Why Smart Brands Are Becoming Publishers

Creating good content is like trying to feed a continually hungry beast who’s never satisfied. It seems like once you think you’re finished, it starts up all over again. You have to keep feeding the beast with new, original, and quality pieces. In spite of this, many brands have decided to take on the content beast, as evidenced by the buzz surrounding “native advertising.”

Why are brands and businesses turning to content creation? Because it gives them the chance to tell their unique story, differentiate themselves, and connect (ideally, and if done correctly). Human beings love stories. It gives structure and coherence to what can seem like random events.

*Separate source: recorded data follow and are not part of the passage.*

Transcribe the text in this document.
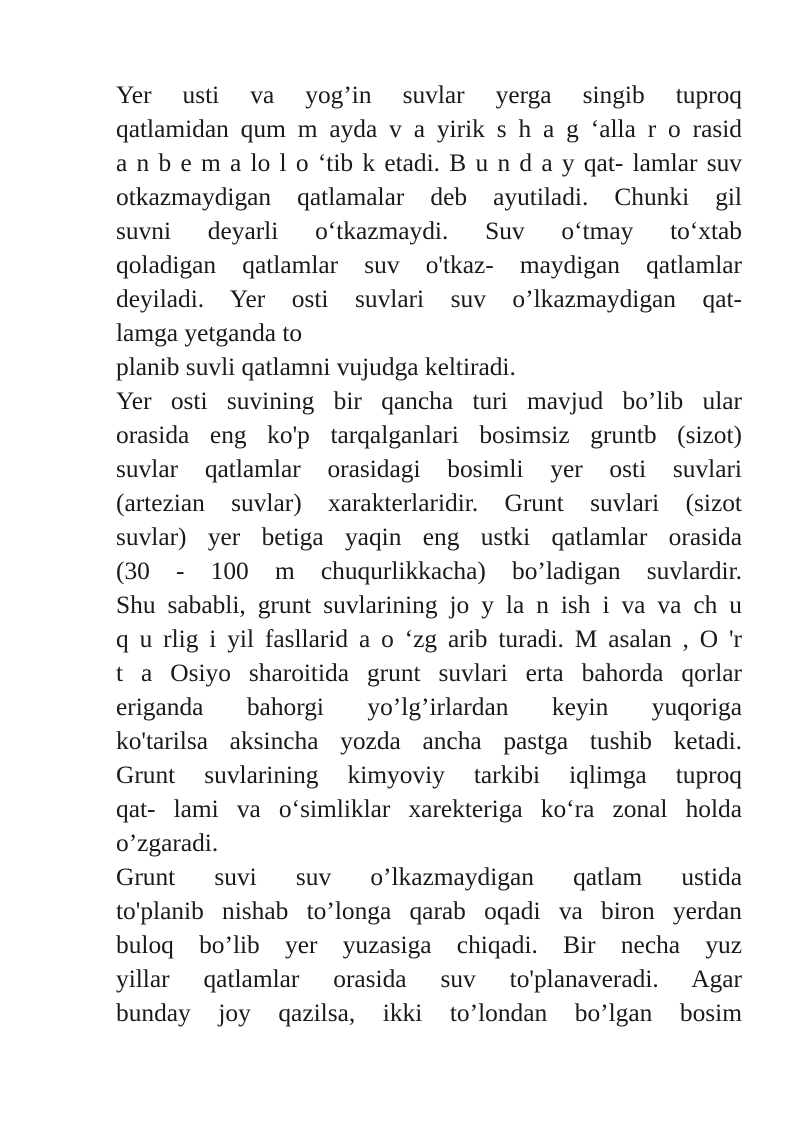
Yer usti va yog’in suvlar yerga singib tuproq
qatlamidan qum m ayda v a yirik s h a g ‘alla r o rasid
a n b e m a lo l o ‘tib k etadi. B u n d a y qat- lamlar suv
otkazmaydigan qatlamalar deb ayutiladi. Chunki gil
suvni deyarli o‘tkazmaydi. Suv o‘tmay to‘xtab
qoladigan qatlamlar suv o'tkaz- maydigan qatlamlar
deyiladi. Yer osti suvlari suv o’lkazmaydigan qat-
lamga yetganda to
planib suvli qatlamni vujudga keltiradi.
Yer osti suvining bir qancha turi mavjud bo’lib ular
orasida eng ko'p tarqalganlari bosimsiz gruntb (sizot)
suvlar qatlamlar orasidagi bosimli yer osti suvlari
(artezian suvlar) xarakterlaridir. Grunt suvlari (sizot
suvlar) yer betiga yaqin eng ustki qatlamlar orasida
(30 - 100 m chuqurlikkacha) bo’ladigan suvlardir.
Shu sababli, grunt suvlarining jo y la n ish i va va ch u
q u rlig i yil fasllarid a o ‘zg arib turadi. M asalan , O 'r
t a Osiyo sharoitida grunt suvlari erta bahorda qorlar
eriganda bahorgi yo’lg’irlardan keyin yuqoriga
ko'tarilsa aksincha yozda ancha pastga tushib ketadi.
Grunt suvlarining kimyoviy tarkibi iqlimga tuproq
qat- lami va o‘simliklar xarekteriga ko‘ra zonal holda
o’zgaradi.
Grunt suvi suv o’lkazmaydigan qatlam ustida
to'planib nishab to’longa qarab oqadi va biron yerdan
buloq bo’lib yer yuzasiga chiqadi. Bir necha yuz
yillar qatlamlar orasida suv to'planaveradi. Agar
bunday joy qazilsa, ikki to’londan bo’lgan bosim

Content gives businesses the chance to do just that when they reach out to their customers.

Below, we list some of the brands who are taking storytelling to the next level and positioning themselves as publishers.

And as a quick aside, when I say “content,” I mean content in its broadest term–text, images, gifs, videos, etc–anything that is consumed by a viewer.

EA Sports as a Digital Newsroom

EA Sports is best known for video game titles such as Madden NFL, NASCAR, NBA Live, and FIFA. Their games revolve around real-life sporting events. Now, they’re using that to create original content and conversations. With social media giving sports and gaming fans a platform to talk about their favorite teams, EA Sports is making sure they are taking part in that conversation by creating content that fits the interests of these fans, be it videos or memes.

These content pieces are timely and relevant—-focusing on sporting events that interest their fans and customers. By operating with a newsroom mentality that is conscious of timely events happening in real-time and in real-life, EA Sports can continue to stay near the top of their customers’ minds, even when there isn’t a new game release coming up.

An Extreme Media House: Redbull

Redbull is the energy drink that “gives you wings.” It’s also home to a “multi-platform media company with a focus on sports, culture, and lifestyle,” otherwise known as Red Bull Media House.

Why does an energy drink also have a publishing empire? Because this publishing arm gives them the opportunity to promote the high-octane, high-adrenaline lifestyle that their energy drink represents. By “promote,” I don’t mean advertisements or commercials; Red Bull Media House produces sports magazines, owns a record label, runs a production company—-basically it has a hand in multiple media channels. It also establishes partnerships with sports channels and related programming.

In this way, Red Bull is promoting itself as a lifestyle brand—-not just an energy drink. And creating awesome content in a variety of media helps them to paint that image, reach people with those interests, and get them to keep coming back to consume more of that content.

Fortune Magazine: Helping Brands Become Publishers

Fortune is a leading global business magazine. Rather than going the way of EA Sports and RedBull in using its brand power to become a publisher, Fortune is going the opposite direction in using its publishing prowess to help businesses build their brands.

Fortune recently announced the launch of its new “Trusted Original Content” program. Under this program, original, Fortune-branded content will be created for marketers, businesses, etc. to distribute on their own channels and platforms. Capital One has already signed on as a customer and will get content revolving around strategies for small businesses.

This type of partnership can muddy the traditional Church-State separation between editorial and advertising. To avoid that pitfall, clients in the Trusted Original Content (TOC) program can agree on content topics that will be covered but have no say in the final end result.

For brands without the resources like EA Sports or RedBull to become a content-creating machine, this type of partnership with an established, trusted entity like Fortune can help to build credibility and build up the image they want their business to represent. For a publication like Fortune, this type of program provides an additional revenue stream to keep the rest of their operations afloat in a vastly fragmented, competitive media landscape.